É fundamental não tentar “suportar” a dor, já que isso pode levar à piora do quadro nutricional e desidratação.

Cuidados com a boca

Como a mucosa fica extremamente sensível, os cuidados precisam ser feitos sempre de forma mais delicada:

  • Use uma escova de cerdas macias,
  • Opte por uma pasta suave, sem agentes abrasivos,
  • Faça enxágue com solução de água morna, sal e bicarbonato,
  • Evite o consumo de álcool, alimentos ácidos, picantes e crocantes,
  • Estabeleça uma rotina de limpeza diária de próteses dentárias.

Dieta adequada

A alimentação deve ser leve, rica em líquidos e pobre em irritantes. Boas opções incluem:

  • Purês
  • Sopas
  • Iogurtes
  • Mingaus
  • Shakes nutritivos

Fazer um acompanhamento com nutricionista é a melhor maneira de conhecer a dieta mais adequada para cada paciente.

Hidratação

Beber líquidos regularmente é fundamental. Além disso, alguns pacientes se beneficiam de saliva artificial ou até de gelo picado para aliviar a dor e aumentar a lubrificação.

Quanto tempo duram os sintomas de mucosite?

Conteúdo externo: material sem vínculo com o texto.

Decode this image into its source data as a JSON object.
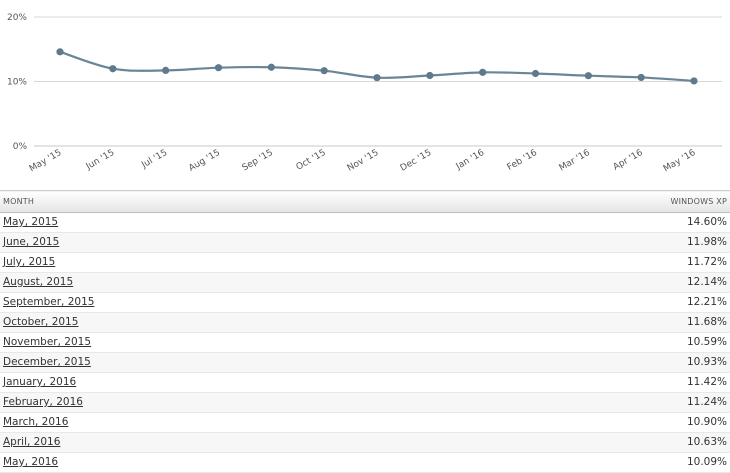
{
  "chart_data": {
    "type": "line",
    "categories": [
      "May '15",
      "Jun '15",
      "Jul '15",
      "Aug '15",
      "Sep '15",
      "Oct '15",
      "Nov '15",
      "Dec '15",
      "Jan '16",
      "Feb '16",
      "Mar '16",
      "Apr '16",
      "May '16"
    ],
    "series": [
      {
        "values": [
          14.6,
          11.98,
          11.72,
          12.14,
          12.21,
          11.68,
          10.59,
          10.93,
          11.42,
          11.24,
          10.9,
          10.63,
          10.09
        ]
      }
    ],
    "ylim": [
      0,
      20
    ],
    "yticks": [
      "0%",
      "10%",
      "20%"
    ],
    "grid": true,
    "line_color": "#6a8596",
    "marker_color": "#5e7a8c",
    "gridline_color": "#d8d8d8"
  },
  "table": {
    "headers": {
      "month": "MONTH",
      "value": "WINDOWS XP"
    },
    "rows": [
      {
        "month": "May, 2015",
        "value": "14.60%"
      },
      {
        "month": "June, 2015",
        "value": "11.98%"
      },
      {
        "month": "July, 2015",
        "value": "11.72%"
      },
      {
        "month": "August, 2015",
        "value": "12.14%"
      },
      {
        "month": "September, 2015",
        "value": "12.21%"
      },
      {
        "month": "October, 2015",
        "value": "11.68%"
      },
      {
        "month": "November, 2015",
        "value": "10.59%"
      },
      {
        "month": "December, 2015",
        "value": "10.93%"
      },
      {
        "month": "January, 2016",
        "value": "11.42%"
      },
      {
        "month": "February, 2016",
        "value": "11.24%"
      },
      {
        "month": "March, 2016",
        "value": "10.90%"
      },
      {
        "month": "April, 2016",
        "value": "10.63%"
      },
      {
        "month": "May, 2016",
        "value": "10.09%"
      }
    ]
  }
}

A duração da mucosite pode variar amplamente de pessoa para pessoa, porque esse efeito colateral está diretamente ligado a fatores como:

  • Tipo de tratamento oncológico adotado,
  • Intensidade das doses,
  • Condições gerais de saúde do paciente.

Em muitos casos, os primeiros sinais – como vermelhidão, ardência e sensibilidade na boca – aparecem poucos dias após o início da quimioterapia. 

Já na radioterapia, especialmente quando dirigida à região da cabeça e pescoço, os sintomas podem levar um pouco mais para surgir, geralmente após a primeira semana de sessões.

Desse modo, é comum que pacientes que recebem quimioterapia em ciclos quinzenais ou a cada três semanas percebam um padrão repetitivo: a mucosite se manifesta, melhora durante o intervalo entre os ciclos e pode retornar com o início de uma nova rodada de tratamento. 

No entanto, quando recebe uma dose mais intensa de quimioterapia como preparação para um transplante de células-tronco, a mucosite tende a ser mais severa, porém com duração geralmente menor. Geralmente acompanhando o período concentrado desse tipo de terapia.

Apesar do impacto desconfortável na rotina, uma notícia positiva: a mucosite é temporária. 

Na maioria dos casos, os sintomas diminuem progressivamente e desaparecem de forma espontânea à medida que o corpo recupera suas defesas e se adapta à finalização do tratamento oncológico. 

Esse processo costuma ocorrer entre uma e seis semanas após a última sessão, dependendo da resposta individual do organismo. 

Por isso é fundamental manter uma comunicação aberta com a equipe de saúde. Já que, quanto antes os sintomas forem identificados e cuidados forem orientados, maiores as chances de minimizar o desconforto, proteger a mucosa e garantir que a alimentação, a hidratação e o bem-estar geral não sejam comprometidos.

Vamos combater a mucosite oral juntos

A mucosite oral é um dos efeitos colaterais mais frequentes e desafiadores do tratamento do câncer, mas ela pode ser enfrentada com informação, acolhimento e suporte clínico. 

Embora alguns fatores não possam ser evitados, há muito que o paciente pode fazer para reduzir o risco e aliviar o desconforto.

Cuidar da saúde bucal, manter a hidratação, adotar uma alimentação adequada e seguir as orientações da equipe médica são medidas essenciais para proteger o corpo durante a recuperação.

A mucosite é temporária, e cada pessoa responde de um jeito. Por isso, mantenha sempre sua equipe informada sobre qualquer mudança ou dor persistente. Procurar ajuda no momento certo faz toda a diferença – e você não precisa passar por isso sozinho.